B) The authors reported the primary purpose for CASPer (and MMI) was to measure the ‘non-cognitive’ skills of applicants – their personal and professional attributes. Yet they claim validity by correlating the test results with clerkship test performance, which is itself yet another test and not a direct indicator of on-the-job behavior.
C) Lastly, the authors did not provide any rationale or statement as to why the CASPer test self-descriptive component had a negative and weak correlation with a fellow non-cognitive measure, the ABS. What may have accounted for this results was not discussed.

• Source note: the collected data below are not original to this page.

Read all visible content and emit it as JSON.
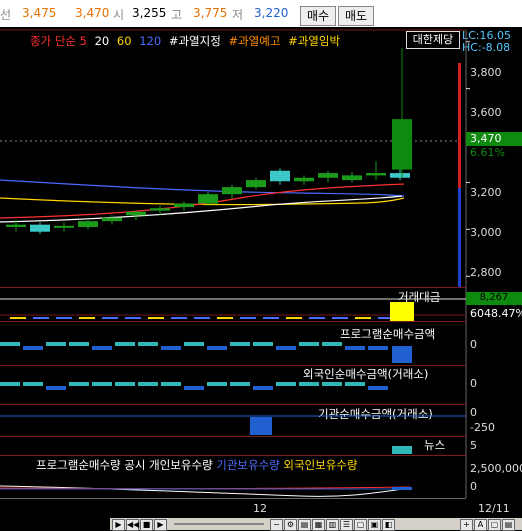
{
  "topbar": {
    "prefix": "선",
    "price1": "3,475",
    "price2": "3,470",
    "open_label": "시",
    "open": "3,255",
    "high_label": "고",
    "high": "3,775",
    "low_label": "저",
    "low": "3,220",
    "buy_label": "매수",
    "sell_label": "매도"
  },
  "legend": {
    "ma_label": "종가 단순 5",
    "ma20": "20",
    "ma60": "60",
    "ma120": "120",
    "tag1": "#과열지정",
    "tag2": "#과열예고",
    "tag3": "#과열임박",
    "broker": "대한제당"
  },
  "corner": {
    "lc": "LC:16.05",
    "hc": "HC:-8.08"
  },
  "price_axis": [
    "3,800",
    "3,600",
    "3,470",
    "3,200",
    "3,000",
    "2,800"
  ],
  "change_pct": "6.61%",
  "panels": {
    "volume": {
      "title": "거래대금",
      "value": "6048.47%",
      "value2": "8,267"
    },
    "program": {
      "title": "프로그램순매수금액",
      "value": "0"
    },
    "foreign": {
      "title": "외국인순매수금액(거래소)",
      "value": "0"
    },
    "institution": {
      "title": "기관순매수금액(거래소)",
      "value": "0",
      "value2": "-250"
    },
    "news": {
      "title": "뉴스",
      "value": "5"
    },
    "holdings": {
      "t1": "프로그램순매수량",
      "t2": "공시",
      "t3": "개인보유수량",
      "t4": "기관보유수량",
      "t5": "외국인보유수량",
      "value1": "2,500,000",
      "value2": "0"
    }
  },
  "date_axis": {
    "label_mid": "12",
    "label_right": "12/11"
  },
  "colors": {
    "up": "#1a9c1a",
    "up_current": "#0e8a0e",
    "down": "#3dc8c8",
    "ma5": "#ff3030",
    "ma20": "#ffffff",
    "ma60": "#ffd700",
    "ma120": "#4a6cff",
    "panel_up": "#2fb8b8",
    "panel_down": "#2060d0"
  },
  "chart_data": {
    "type": "candlestick",
    "candles": [
      {
        "o": 3010,
        "h": 3040,
        "l": 2990,
        "c": 3020
      },
      {
        "o": 3020,
        "h": 3030,
        "l": 2980,
        "c": 2990
      },
      {
        "o": 3010,
        "h": 3030,
        "l": 2990,
        "c": 3015
      },
      {
        "o": 3010,
        "h": 3045,
        "l": 3000,
        "c": 3035
      },
      {
        "o": 3035,
        "h": 3060,
        "l": 3020,
        "c": 3050
      },
      {
        "o": 3060,
        "h": 3080,
        "l": 3040,
        "c": 3075
      },
      {
        "o": 3080,
        "h": 3100,
        "l": 3060,
        "c": 3090
      },
      {
        "o": 3095,
        "h": 3120,
        "l": 3080,
        "c": 3110
      },
      {
        "o": 3110,
        "h": 3160,
        "l": 3100,
        "c": 3150
      },
      {
        "o": 3150,
        "h": 3190,
        "l": 3130,
        "c": 3180
      },
      {
        "o": 3180,
        "h": 3220,
        "l": 3170,
        "c": 3210
      },
      {
        "o": 3250,
        "h": 3260,
        "l": 3190,
        "c": 3205
      },
      {
        "o": 3205,
        "h": 3230,
        "l": 3190,
        "c": 3220
      },
      {
        "o": 3220,
        "h": 3250,
        "l": 3200,
        "c": 3240
      },
      {
        "o": 3210,
        "h": 3245,
        "l": 3200,
        "c": 3230
      },
      {
        "o": 3230,
        "h": 3290,
        "l": 3210,
        "c": 3240
      },
      {
        "o": 3240,
        "h": 3270,
        "l": 3210,
        "c": 3220
      },
      {
        "o": 3255,
        "h": 3775,
        "l": 3220,
        "c": 3470
      }
    ],
    "ylim": [
      2750,
      3850
    ]
  }
}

Overall critique for the study. The authors present an interesting concept that may help gauge medical school applicants non-cognitive characteristics. However, in our opinion, based on the weak methodology followed by a lack of explanation about the results, and the conflict of interest, we cannot determine the validity, reliability, usefulness, value or fairness of CASPer test. More questions than answers arise when reviewing this article. In a future blog post, we will review the second article on CASPer test by some of the same authors, which was published after the test was turned into another spin-off for-profit venture out of McMaster.